By a road in Calais, a group of people sit and watch the traffic roll past. Their trousers are splattered with mud and water.
The rain is tumbling down in the grey of an early morning. It is cold and unwelcoming. Beyond the beach at Sangatte, the sea rolls ominously.
The group are all wearing coats against the weather, but most look ferociously tired. One young woman huddles beneath an unfurled sleeping bag.
In most seaside towns, they would look discordant and unlikely but here, on the northern French coast, everyone knows what’s going on. Another group who have tried to cross the Channel, and failed.
This time, it is a tale of a journey that never happened – the group were spotted by the police, intercepted and their boat slashed, rendering it useless.
“I will try again,” one man tells us.
“When?” I ask.
He shrugs slightly. “Maybe tonight.”
Among this group – Turks, Iraqis, Iranians and Kurds. All tell tales of fleeing in the face of persecution. There is, remarkably, an acclaimed filmmaker here, celebrating his birthday. Three days ago, he discovered he had won an award at an international festival. Now, he has just failed to get on a boat across the Channel.
There are tales of people who attempted previous crossings – once, twice, five, even seven times before.
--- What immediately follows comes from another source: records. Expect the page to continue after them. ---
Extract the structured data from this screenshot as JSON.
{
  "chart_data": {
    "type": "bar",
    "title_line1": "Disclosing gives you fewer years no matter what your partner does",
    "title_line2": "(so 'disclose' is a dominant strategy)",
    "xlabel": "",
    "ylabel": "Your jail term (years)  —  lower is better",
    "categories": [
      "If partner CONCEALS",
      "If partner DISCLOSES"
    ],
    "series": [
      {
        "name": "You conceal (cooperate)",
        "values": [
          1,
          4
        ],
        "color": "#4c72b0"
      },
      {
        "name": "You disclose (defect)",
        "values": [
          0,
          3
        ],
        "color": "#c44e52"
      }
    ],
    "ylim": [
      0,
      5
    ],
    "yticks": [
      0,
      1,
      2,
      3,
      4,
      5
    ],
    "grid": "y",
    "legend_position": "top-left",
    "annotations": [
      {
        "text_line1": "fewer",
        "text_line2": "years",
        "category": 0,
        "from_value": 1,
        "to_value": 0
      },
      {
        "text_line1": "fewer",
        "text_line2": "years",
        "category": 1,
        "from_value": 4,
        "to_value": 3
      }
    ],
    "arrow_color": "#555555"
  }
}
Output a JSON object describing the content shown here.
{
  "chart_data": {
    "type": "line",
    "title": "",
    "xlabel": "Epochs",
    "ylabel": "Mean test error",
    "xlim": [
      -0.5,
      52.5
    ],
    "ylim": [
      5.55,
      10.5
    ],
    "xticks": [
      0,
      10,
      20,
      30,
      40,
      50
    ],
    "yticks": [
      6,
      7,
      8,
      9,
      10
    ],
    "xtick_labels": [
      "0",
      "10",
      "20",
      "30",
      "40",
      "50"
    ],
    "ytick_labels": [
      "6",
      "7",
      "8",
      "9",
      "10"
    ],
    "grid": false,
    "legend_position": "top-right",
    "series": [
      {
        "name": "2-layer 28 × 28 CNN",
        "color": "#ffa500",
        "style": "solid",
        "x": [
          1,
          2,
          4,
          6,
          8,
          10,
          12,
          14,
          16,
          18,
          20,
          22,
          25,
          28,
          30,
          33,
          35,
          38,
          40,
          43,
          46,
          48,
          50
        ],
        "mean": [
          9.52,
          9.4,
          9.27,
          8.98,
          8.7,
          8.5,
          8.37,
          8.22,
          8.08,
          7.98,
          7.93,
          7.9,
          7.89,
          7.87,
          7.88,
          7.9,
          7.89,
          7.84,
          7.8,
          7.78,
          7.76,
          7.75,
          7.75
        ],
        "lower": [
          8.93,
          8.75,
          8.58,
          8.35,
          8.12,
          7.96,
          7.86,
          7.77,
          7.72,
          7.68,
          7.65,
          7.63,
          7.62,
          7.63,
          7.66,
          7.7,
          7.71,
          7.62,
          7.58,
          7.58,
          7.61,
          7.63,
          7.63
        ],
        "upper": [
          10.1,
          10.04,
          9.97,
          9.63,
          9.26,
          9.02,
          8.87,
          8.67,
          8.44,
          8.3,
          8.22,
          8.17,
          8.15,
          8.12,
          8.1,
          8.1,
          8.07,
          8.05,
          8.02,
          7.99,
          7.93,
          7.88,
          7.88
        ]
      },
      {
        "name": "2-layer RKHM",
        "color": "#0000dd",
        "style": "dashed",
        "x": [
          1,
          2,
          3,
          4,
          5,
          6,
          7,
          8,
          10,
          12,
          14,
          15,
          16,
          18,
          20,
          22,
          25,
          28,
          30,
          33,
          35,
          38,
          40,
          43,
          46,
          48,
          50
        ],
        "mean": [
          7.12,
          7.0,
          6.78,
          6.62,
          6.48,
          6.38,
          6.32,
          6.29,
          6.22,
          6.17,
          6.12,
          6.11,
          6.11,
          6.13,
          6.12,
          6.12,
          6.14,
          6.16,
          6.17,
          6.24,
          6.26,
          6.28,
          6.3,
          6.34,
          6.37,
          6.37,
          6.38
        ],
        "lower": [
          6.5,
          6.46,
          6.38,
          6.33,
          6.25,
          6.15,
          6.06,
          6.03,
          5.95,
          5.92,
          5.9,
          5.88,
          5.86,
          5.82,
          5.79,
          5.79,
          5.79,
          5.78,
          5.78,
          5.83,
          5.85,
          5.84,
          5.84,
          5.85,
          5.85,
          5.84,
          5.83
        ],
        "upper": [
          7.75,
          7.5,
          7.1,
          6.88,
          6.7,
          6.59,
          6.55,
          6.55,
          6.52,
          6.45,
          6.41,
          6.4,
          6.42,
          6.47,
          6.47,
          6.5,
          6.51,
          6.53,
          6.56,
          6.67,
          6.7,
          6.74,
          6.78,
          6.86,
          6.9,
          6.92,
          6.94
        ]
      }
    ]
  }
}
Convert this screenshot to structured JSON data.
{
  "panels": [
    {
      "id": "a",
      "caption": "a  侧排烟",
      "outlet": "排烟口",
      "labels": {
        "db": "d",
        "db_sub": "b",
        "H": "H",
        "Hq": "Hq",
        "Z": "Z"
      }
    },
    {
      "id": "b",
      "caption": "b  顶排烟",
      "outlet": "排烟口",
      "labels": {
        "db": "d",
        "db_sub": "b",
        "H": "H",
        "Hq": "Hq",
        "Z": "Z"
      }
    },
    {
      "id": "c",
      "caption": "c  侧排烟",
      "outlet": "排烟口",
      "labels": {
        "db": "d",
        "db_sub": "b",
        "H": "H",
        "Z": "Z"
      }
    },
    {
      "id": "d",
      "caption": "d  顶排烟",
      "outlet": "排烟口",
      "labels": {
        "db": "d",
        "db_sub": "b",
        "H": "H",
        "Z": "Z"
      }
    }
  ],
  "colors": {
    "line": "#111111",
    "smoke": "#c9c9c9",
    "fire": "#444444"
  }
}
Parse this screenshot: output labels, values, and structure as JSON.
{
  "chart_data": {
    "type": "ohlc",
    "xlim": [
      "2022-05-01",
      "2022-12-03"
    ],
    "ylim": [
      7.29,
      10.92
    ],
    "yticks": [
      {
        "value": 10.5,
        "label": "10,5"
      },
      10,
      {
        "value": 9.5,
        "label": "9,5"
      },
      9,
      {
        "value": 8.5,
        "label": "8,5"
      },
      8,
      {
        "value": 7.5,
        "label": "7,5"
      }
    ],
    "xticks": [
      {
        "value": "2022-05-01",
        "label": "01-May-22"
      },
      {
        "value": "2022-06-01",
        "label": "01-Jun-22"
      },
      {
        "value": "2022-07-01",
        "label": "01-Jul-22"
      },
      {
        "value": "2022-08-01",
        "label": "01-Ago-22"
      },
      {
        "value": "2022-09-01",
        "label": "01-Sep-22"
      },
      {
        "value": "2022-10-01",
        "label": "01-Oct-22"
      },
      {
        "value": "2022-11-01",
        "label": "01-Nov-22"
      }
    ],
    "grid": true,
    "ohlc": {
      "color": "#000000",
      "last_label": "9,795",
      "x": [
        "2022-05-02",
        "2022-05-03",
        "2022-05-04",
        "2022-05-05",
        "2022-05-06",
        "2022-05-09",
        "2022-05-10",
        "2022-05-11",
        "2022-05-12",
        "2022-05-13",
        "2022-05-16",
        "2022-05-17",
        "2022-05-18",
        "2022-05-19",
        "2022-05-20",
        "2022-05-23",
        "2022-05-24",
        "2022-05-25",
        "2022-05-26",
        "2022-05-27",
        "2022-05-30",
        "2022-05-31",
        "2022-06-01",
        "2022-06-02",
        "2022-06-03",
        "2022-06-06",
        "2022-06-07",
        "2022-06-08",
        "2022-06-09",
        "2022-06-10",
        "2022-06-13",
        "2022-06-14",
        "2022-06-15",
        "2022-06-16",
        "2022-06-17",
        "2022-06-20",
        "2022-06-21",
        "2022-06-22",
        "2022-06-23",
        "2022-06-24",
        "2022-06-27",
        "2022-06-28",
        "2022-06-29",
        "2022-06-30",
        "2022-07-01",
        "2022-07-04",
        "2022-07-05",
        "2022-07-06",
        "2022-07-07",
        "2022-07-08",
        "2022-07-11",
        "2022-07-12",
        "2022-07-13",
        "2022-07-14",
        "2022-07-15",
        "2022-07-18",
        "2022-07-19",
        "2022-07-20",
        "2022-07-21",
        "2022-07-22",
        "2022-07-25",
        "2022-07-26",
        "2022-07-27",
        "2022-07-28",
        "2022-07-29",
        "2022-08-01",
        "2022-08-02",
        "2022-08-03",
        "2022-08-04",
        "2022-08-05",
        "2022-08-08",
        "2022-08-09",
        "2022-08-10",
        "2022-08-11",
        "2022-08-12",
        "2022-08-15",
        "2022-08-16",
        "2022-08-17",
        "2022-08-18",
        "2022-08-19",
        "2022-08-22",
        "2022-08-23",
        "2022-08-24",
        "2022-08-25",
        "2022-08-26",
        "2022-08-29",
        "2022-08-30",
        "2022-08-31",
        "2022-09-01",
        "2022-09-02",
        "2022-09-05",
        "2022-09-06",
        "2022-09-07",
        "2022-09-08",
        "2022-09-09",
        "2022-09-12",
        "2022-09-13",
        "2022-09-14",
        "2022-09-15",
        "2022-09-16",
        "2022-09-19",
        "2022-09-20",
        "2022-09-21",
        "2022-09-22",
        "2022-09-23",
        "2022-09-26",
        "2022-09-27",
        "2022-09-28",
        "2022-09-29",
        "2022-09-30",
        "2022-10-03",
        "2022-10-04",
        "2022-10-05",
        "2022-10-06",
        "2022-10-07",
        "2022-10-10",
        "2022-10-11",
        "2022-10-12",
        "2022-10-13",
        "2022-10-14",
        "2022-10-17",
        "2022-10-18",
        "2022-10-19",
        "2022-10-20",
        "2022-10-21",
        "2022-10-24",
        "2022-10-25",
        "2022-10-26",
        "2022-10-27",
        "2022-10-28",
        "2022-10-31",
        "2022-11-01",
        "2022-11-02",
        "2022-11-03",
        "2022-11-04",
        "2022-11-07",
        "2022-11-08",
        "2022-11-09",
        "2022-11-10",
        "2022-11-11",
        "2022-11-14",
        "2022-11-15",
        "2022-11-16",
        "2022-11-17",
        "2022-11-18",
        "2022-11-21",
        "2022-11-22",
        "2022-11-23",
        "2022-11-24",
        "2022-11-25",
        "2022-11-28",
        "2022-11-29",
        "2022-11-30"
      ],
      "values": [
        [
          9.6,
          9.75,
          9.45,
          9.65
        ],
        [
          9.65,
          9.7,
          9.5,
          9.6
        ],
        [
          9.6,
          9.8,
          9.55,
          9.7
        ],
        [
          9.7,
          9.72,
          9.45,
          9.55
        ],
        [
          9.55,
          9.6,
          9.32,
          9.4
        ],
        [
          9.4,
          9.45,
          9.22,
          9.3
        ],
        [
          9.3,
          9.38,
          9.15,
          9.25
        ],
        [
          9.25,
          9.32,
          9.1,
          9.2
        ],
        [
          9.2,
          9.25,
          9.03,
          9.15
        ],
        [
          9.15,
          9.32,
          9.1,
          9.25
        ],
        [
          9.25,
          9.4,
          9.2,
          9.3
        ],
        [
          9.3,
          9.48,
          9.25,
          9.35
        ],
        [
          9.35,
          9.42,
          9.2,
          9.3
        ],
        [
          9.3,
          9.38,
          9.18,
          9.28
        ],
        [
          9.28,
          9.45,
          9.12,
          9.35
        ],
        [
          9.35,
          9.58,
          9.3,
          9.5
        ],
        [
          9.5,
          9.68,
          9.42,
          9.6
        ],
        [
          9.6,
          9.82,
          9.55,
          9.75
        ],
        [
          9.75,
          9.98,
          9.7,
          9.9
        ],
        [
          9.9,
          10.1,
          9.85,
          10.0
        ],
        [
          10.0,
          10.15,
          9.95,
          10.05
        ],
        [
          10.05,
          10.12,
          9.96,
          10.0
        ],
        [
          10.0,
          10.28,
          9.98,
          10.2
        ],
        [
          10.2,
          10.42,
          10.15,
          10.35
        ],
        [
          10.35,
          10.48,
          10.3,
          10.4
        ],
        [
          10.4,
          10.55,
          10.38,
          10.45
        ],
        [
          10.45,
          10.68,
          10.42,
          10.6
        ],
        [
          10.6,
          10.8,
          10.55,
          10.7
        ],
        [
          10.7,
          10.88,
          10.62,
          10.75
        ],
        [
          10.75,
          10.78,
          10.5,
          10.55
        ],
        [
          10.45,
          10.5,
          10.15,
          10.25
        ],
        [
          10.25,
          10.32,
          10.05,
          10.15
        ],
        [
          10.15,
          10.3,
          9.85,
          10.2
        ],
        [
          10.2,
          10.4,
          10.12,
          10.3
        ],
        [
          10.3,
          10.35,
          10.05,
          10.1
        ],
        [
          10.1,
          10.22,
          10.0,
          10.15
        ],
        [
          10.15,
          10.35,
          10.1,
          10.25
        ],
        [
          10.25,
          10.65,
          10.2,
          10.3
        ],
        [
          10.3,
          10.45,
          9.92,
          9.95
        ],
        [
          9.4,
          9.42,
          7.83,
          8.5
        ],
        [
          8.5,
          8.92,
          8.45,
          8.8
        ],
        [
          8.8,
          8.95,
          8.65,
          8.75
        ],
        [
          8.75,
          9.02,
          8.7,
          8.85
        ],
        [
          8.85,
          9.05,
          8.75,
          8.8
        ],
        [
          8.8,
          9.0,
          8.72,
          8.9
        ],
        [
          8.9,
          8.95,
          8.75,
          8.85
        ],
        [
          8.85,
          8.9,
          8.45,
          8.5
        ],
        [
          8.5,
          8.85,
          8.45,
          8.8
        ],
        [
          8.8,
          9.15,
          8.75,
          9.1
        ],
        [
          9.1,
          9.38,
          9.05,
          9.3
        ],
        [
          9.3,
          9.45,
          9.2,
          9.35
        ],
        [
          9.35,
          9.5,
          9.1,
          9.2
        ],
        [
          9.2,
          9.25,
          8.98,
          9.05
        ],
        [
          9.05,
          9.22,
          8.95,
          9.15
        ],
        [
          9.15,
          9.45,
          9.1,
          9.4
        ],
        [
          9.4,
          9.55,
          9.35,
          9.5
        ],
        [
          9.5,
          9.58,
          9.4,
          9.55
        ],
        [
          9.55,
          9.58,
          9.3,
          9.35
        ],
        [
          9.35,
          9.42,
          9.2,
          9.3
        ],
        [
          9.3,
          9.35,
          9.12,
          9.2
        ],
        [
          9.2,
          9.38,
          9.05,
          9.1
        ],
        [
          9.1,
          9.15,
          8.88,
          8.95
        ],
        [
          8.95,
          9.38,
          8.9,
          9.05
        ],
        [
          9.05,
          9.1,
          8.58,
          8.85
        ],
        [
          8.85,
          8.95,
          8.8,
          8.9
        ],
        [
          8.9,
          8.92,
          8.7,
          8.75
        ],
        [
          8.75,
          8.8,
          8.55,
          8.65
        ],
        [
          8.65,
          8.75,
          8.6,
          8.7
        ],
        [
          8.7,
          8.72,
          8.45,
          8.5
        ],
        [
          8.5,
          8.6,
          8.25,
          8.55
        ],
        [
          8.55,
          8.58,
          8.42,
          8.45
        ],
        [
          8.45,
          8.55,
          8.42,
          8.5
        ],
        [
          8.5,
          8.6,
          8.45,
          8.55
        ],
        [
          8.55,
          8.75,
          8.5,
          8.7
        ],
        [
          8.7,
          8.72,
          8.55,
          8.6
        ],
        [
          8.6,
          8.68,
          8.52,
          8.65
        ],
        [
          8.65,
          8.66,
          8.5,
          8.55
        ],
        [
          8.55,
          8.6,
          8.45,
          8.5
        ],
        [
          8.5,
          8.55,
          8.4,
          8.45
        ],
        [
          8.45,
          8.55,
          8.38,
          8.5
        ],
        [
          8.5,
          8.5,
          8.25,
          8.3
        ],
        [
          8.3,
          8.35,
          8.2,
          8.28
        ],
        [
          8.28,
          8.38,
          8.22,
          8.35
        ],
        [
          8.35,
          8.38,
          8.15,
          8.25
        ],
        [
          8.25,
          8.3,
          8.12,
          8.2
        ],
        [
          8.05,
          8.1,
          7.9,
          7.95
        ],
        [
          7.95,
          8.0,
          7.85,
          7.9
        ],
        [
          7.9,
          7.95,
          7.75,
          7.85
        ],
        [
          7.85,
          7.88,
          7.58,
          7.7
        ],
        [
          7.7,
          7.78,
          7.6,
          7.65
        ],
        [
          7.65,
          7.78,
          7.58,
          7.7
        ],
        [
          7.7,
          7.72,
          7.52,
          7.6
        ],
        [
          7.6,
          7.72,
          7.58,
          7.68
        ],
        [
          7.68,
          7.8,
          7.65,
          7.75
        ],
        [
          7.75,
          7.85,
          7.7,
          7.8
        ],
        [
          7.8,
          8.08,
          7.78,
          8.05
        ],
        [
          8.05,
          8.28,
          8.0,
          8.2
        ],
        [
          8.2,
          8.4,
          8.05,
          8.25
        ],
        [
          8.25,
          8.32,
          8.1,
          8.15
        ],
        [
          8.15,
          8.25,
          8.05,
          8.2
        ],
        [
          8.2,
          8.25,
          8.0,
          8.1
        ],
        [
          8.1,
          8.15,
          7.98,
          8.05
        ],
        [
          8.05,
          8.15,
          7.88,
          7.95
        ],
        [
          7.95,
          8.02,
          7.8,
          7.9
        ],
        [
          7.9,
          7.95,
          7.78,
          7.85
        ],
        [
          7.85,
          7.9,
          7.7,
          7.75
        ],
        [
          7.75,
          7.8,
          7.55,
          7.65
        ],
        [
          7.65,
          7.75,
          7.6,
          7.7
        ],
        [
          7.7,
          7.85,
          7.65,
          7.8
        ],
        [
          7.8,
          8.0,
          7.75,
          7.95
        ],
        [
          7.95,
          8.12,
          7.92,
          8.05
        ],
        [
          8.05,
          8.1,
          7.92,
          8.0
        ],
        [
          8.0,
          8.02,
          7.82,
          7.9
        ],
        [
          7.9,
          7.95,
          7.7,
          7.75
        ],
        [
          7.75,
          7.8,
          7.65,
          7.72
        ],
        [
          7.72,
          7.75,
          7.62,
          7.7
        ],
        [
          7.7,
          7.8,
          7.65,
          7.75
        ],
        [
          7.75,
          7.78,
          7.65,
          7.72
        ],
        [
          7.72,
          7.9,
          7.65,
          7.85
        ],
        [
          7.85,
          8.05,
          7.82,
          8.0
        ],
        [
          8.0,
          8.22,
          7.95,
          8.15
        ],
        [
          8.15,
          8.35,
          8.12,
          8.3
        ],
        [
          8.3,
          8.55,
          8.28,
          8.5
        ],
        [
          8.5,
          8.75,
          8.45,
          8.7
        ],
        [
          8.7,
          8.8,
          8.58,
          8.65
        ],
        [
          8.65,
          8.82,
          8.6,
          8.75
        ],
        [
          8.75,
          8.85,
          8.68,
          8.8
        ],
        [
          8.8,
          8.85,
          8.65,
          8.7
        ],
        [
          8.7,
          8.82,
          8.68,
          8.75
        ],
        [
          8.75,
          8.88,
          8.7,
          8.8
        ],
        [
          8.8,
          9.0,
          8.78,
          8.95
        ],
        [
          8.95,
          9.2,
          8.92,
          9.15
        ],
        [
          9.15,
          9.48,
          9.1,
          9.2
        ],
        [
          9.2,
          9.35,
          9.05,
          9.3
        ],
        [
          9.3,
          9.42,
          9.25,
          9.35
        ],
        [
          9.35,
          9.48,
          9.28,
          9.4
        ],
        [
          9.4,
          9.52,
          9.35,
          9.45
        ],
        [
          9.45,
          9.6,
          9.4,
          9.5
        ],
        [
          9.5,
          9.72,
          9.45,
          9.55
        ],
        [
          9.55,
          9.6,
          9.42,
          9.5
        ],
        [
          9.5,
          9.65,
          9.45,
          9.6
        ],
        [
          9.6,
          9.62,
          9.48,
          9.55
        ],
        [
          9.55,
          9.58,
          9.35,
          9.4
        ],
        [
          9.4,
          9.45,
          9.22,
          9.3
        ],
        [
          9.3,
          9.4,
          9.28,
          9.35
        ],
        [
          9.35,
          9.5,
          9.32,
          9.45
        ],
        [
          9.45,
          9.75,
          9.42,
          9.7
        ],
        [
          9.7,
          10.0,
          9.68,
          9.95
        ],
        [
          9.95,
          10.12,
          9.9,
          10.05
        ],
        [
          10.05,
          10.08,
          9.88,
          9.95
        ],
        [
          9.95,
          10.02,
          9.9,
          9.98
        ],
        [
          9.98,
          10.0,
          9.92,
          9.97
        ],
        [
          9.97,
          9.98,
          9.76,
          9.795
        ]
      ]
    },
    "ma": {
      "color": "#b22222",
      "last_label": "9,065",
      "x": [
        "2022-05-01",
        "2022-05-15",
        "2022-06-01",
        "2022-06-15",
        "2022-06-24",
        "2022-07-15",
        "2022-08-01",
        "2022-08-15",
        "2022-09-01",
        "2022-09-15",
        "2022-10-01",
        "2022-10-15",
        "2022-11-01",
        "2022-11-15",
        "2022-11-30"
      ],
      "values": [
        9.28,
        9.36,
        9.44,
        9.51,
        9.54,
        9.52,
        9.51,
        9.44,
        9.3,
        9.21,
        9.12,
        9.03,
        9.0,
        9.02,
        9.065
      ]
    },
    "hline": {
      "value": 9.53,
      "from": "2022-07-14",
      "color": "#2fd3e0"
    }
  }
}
A man who was shot by ISIS in Mosul.
Most affecting, perhaps, twins from Iran – 25 years old and desperate to leave their country.
They had joined protests against the ruling regime and saw the violence that came as punishment. Hundreds left at least partially blinded by pellets fired by police. Friends who had been imprisoned, raped and even murdered as an act of revenge.
“I need to get away from Iran,” says Asrin, as her twin brother sleeps alongside her, sitting by the road. “Even life in the camp here is better than being at home – being persecuted, tortured and raped.”
And when you visit the camp in question, on the edge of Dunkirk, you realise what a significant thing that is to say. I’ve been there many times over the past few years, and it is a sorry place at the best of times.
But now, lashed with rain and dotted with puddles in which empty drink cans float around, it is utterly miserable. A place where nobody wants to be; a shanty town united by the single aspiration of getting to Britain.